Other highlights of the festival, which runs from March 18-22, include a screening of Salt for Svanetia, a 1930 film about a remote Russian community which has a new score by the Edinburgh folk band Moishe's Bagel, a pop-up cinema event at the Bo'ness and Kinneil Railway and a documentary about Chaplin's Scottish co-star Eric Campbell made by Kevin MacDonald of Last King of Scotland fame.

The photography exhibition, which has been curated by Herald contributor Alison Kerr, features a number of striking pictures of some of the biggest stars of silent cinema during their visits to Scotland.
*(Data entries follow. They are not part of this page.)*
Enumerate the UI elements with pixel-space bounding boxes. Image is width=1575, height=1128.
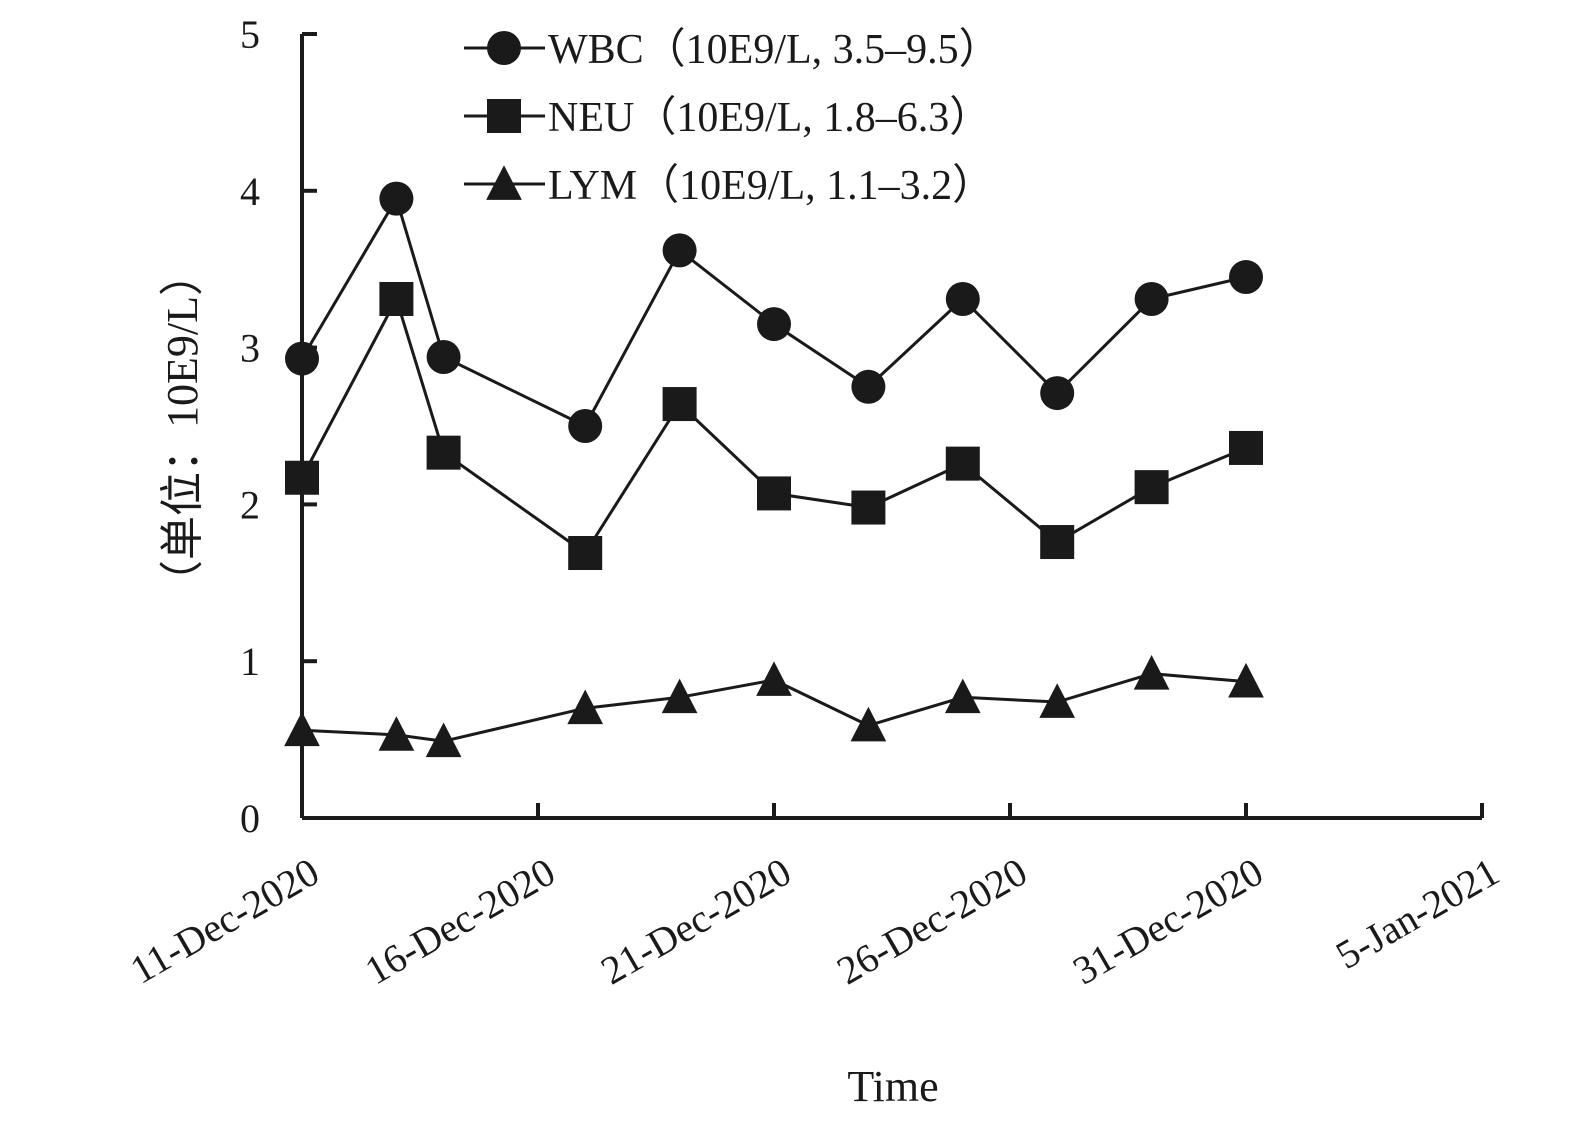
- data-point-square: [851, 490, 886, 525]
- tick-labels: 0 1 2 3 4 5 11-Dec-2020 16-Dec-2020 21-Dec-2020 2…: [123, 12, 1507, 993]
- data-point-circle: [1229, 260, 1263, 295]
- x-tick-label: 26-Dec-2020: [829, 849, 1034, 993]
- data-point-square: [379, 281, 414, 316]
- data-point-triangle: [1133, 655, 1170, 690]
- data-point-square: [1040, 525, 1075, 560]
- data-point-circle: [426, 340, 461, 375]
- axes: [300, 32, 1484, 820]
- y-tick-label: 0: [240, 796, 260, 841]
- legend-label: NEU（10E9/L, 1.8–6.3）: [548, 95, 991, 141]
- y-tick-label: 1: [240, 639, 260, 684]
- data-point-square: [757, 476, 791, 511]
- data-point-circle: [851, 369, 886, 404]
- data-point-square: [1134, 470, 1169, 505]
- data-point-circle: [757, 307, 791, 342]
- y-axis-title: （单位：10E9/L）: [158, 252, 207, 604]
- series-markers: [284, 181, 1264, 758]
- data-point-triangle: [756, 661, 792, 696]
- data-point-circle: [945, 281, 980, 316]
- data-point-triangle: [425, 722, 462, 758]
- y-tick-label: 2: [240, 482, 260, 527]
- data-point-circle: [1040, 376, 1075, 411]
- data-point-circle: [568, 409, 603, 443]
- data-point-circle: [379, 181, 414, 216]
- x-axis-title: Time: [847, 1062, 938, 1111]
- data-point-circle: [662, 233, 697, 268]
- data-point-square: [945, 446, 980, 481]
- x-tick-label: 5-Jan-2021: [1328, 849, 1506, 978]
- data-point-triangle: [850, 706, 887, 742]
- legend-label: WBC（10E9/L, 3.5–9.5）: [548, 27, 1001, 73]
- x-tick-label: 31-Dec-2020: [1065, 849, 1270, 993]
- x-tick-label: 11-Dec-2020: [123, 849, 327, 993]
- x-tick-label: 21-Dec-2020: [593, 849, 798, 993]
- legend: WBC（10E9/L, 3.5–9.5） NEU（10E9/L, 1.8–6.3）…: [464, 27, 1001, 209]
- data-point-square: [1229, 430, 1263, 465]
- x-tick-label: 16-Dec-2020: [357, 849, 562, 993]
- data-point-triangle: [1228, 662, 1264, 698]
- data-point-triangle: [378, 716, 415, 751]
- legend-marker-square: [487, 99, 521, 133]
- data-point-triangle: [661, 678, 698, 714]
- data-point-square: [426, 435, 461, 470]
- legend-label: LYM（10E9/L, 1.1–3.2）: [548, 163, 994, 209]
- data-point-triangle: [1039, 683, 1076, 718]
- data-point-circle: [1134, 281, 1169, 316]
- y-tick-label: 4: [240, 169, 260, 214]
- series-lines: [300, 194, 1247, 743]
- y-tick-label: 3: [240, 326, 260, 371]
- data-point-triangle: [944, 678, 981, 714]
- y-tick-label: 5: [240, 12, 260, 57]
- data-point-square: [568, 536, 603, 571]
- legend-marker-circle: [487, 31, 521, 65]
- data-point-triangle: [567, 689, 604, 725]
- legend-marker-triangle: [486, 165, 522, 200]
- data-point-square: [662, 387, 697, 422]
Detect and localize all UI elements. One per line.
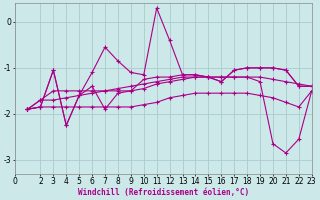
X-axis label: Windchill (Refroidissement éolien,°C): Windchill (Refroidissement éolien,°C) (77, 188, 249, 197)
They include one of Laurel and Hardy in Giffnock in 1947 during a run at the Empire in Glasgow. The duo, who caused scenes of mayhem at the Central Hotel during a previous visit in 1932, appeared in tartan outfits, although Hardy reportedly had to have two kilts stitched together.

The pictures also includ one of Chaplin in Turnberry, Dietrich arriving at Glasgow Airport (she sang I Belong to Glasgow while standing on top of her limo after her one-woman show at the Alhambra) and Lillian Gish herself during her British stage debut at the King's Theatre in Glasgow in 1936.

Alison Strauss, the festival director, said the programme for the fifth year of the festival was the most ambitious yet. "Silent cinema is often characterised as crude and unsophisticated," she said," but again and again we're reminded by the films that we show that so much of the output has great merit."

Ian Scott, chairman of the Falkirk Community Trust, which runs the Hippodrome cinema, also said he was pleased that the work commissioned at the festival would be seen across Scotland and beyond. Moishe's Bagel will go on tour with Salt For Svanetia and Annie Laurie, with Mooney's new score, will be shown at the Barbican in London on April 26.

"It is a particular pleasure to be celebrating the festival's fifth birthday," said Mr Scott, "as Scotland's only silent film festival continues to grow on the national cultural stage."